The regular expression mechanism of grep provides for some very powerful patterns that can fit most of your needs.
A regular expression describes patterns for matching against strings. Any alphabetic character just matches that character in the string.
“A” matches “A”, “B” matches “B”; no surprise there.
But regular expressions define other special characters that can be used by themselves or in combination with other characters to make more complex patterns.
We already said that any character without some special meaning simply matches itself—“A” to “A” and so on.
The next important rule is to combine letters just by position, so “AB” matches “A” followed by “B”.
This, too, seems obvious.
The first special character is (.). A period (.) matches any single character.
Therefore …. matches any four characters; A. matches an “A” followed by any character; and
.A. matches any character, then an “A”, then any character (not necessarily the same character as the first).
An asterisk (*) means to repeat zero or more occurrences of the previous character.
So A* means zero or more “A” characters, and .* means zero or more characters of any sort (such as “abcdefg”, “aaaabc”, “sdfgf ;lkjhj”, or even an empty line).
So what does ..* mean?
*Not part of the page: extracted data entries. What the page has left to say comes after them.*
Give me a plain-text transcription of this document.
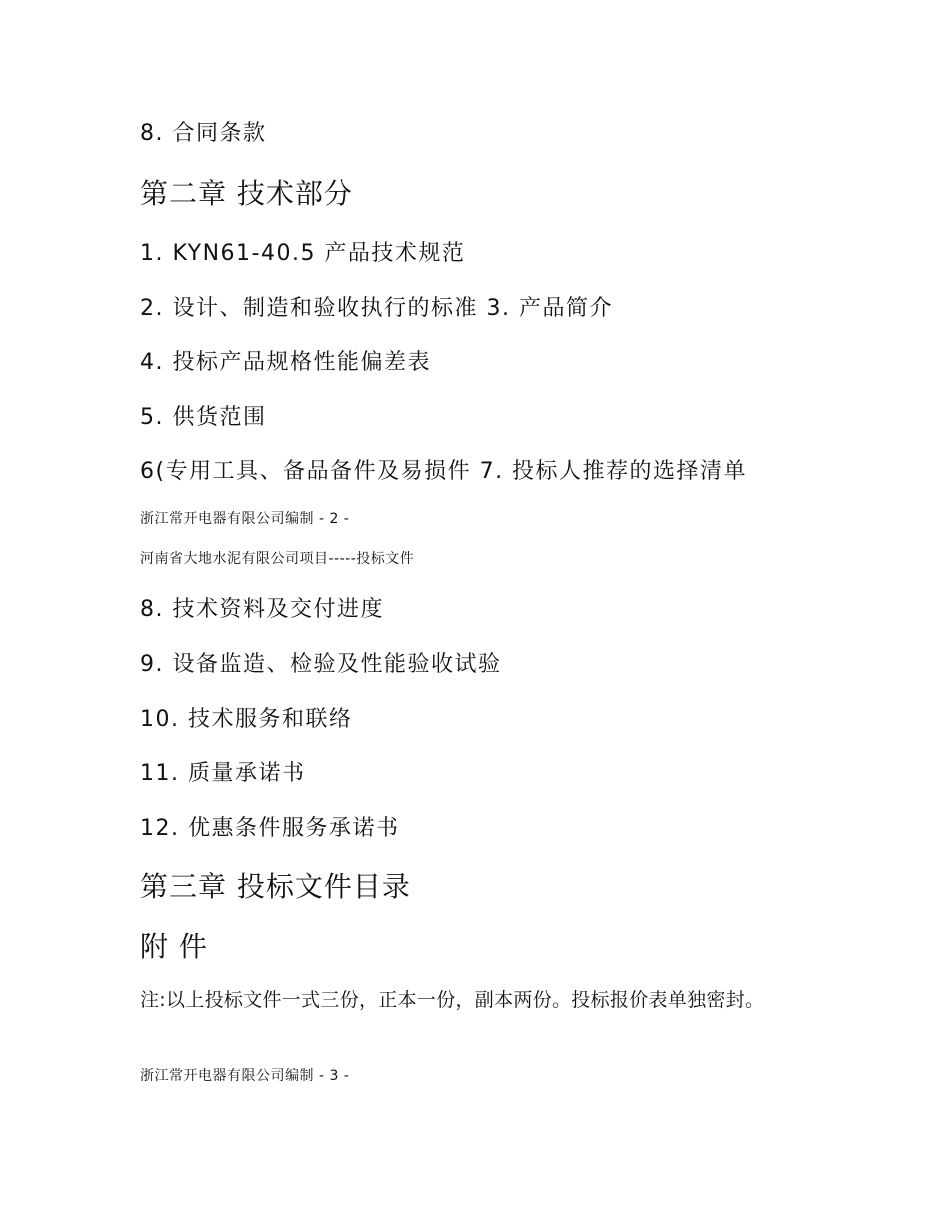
8. 合同条款
第二章 技术部分
1. KYN61-40.5 产品技术规范
2. 设计、制造和验收执行的标准 3. 产品简介
4. 投标产品规格性能偏差表
5. 供货范围
6(专用工具、备品备件及易损件 7. 投标人推荐的选择清单
浙江常开电器有限公司编制 - 2 -
河南省大地水泥有限公司项目-----投标文件
8. 技术资料及交付进度
9. 设备监造、检验及性能验收试验
10. 技术服务和联络
11. 质量承诺书
12. 优惠条件服务承诺书
第三章 投标文件目录
附 件
注:以上投标文件一式三份，正本一份，副本两份。投标报价表单独密封。
浙江常开电器有限公司编制 - 3 -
Any single character followed by zero or more of any character (i.e., one or more characters) but not an empty line.
Speaking of lines, the caret ^ matches the beginning of a line of text and the dollar sign $ matches the end of a line; hence ^$ matches an empty line (the beginning followed by the end, with nothing in between).
What if you want to match an actual period, caret, dollar sign, or any other special character? Precede it by a backslash (\).
So ion. matches the letters “ion” followed by any other letter, but ion\. matches “ion” bounded by a period (e.g., at the end of a sentence or wherever else it appears with a trailing dot).
A set of characters enclosed in square brackets (e.g., [abc]) matches any one of those characters (e.g., “a” or “b” or “c”).
If the first character inside the square brackets is a caret, then it matches any character that is not in that set.
For example, [AaEeIiOoUu] matches any of the vowels, and [^AaEeIiOoUu] matches any character that is not a vowel.
This last case is not the same as saying that it matches consonants because [^AaEeIiOoUu] also matches punctuation and other special characters that are neither vowels nor consonants.
Another mechanism we want to introduce is a repetition mechanism written as \{n,m\} where n is the minimum number of repetitions and m is the maximum.
If it is written as \{n\} it means “exactly n times,” and when written as “\{n,\}” then “at least n times.”
For example, the regular expression A\{5\} means five capital A letters in a row, whereas A\{5,\} means five or more capital A letters.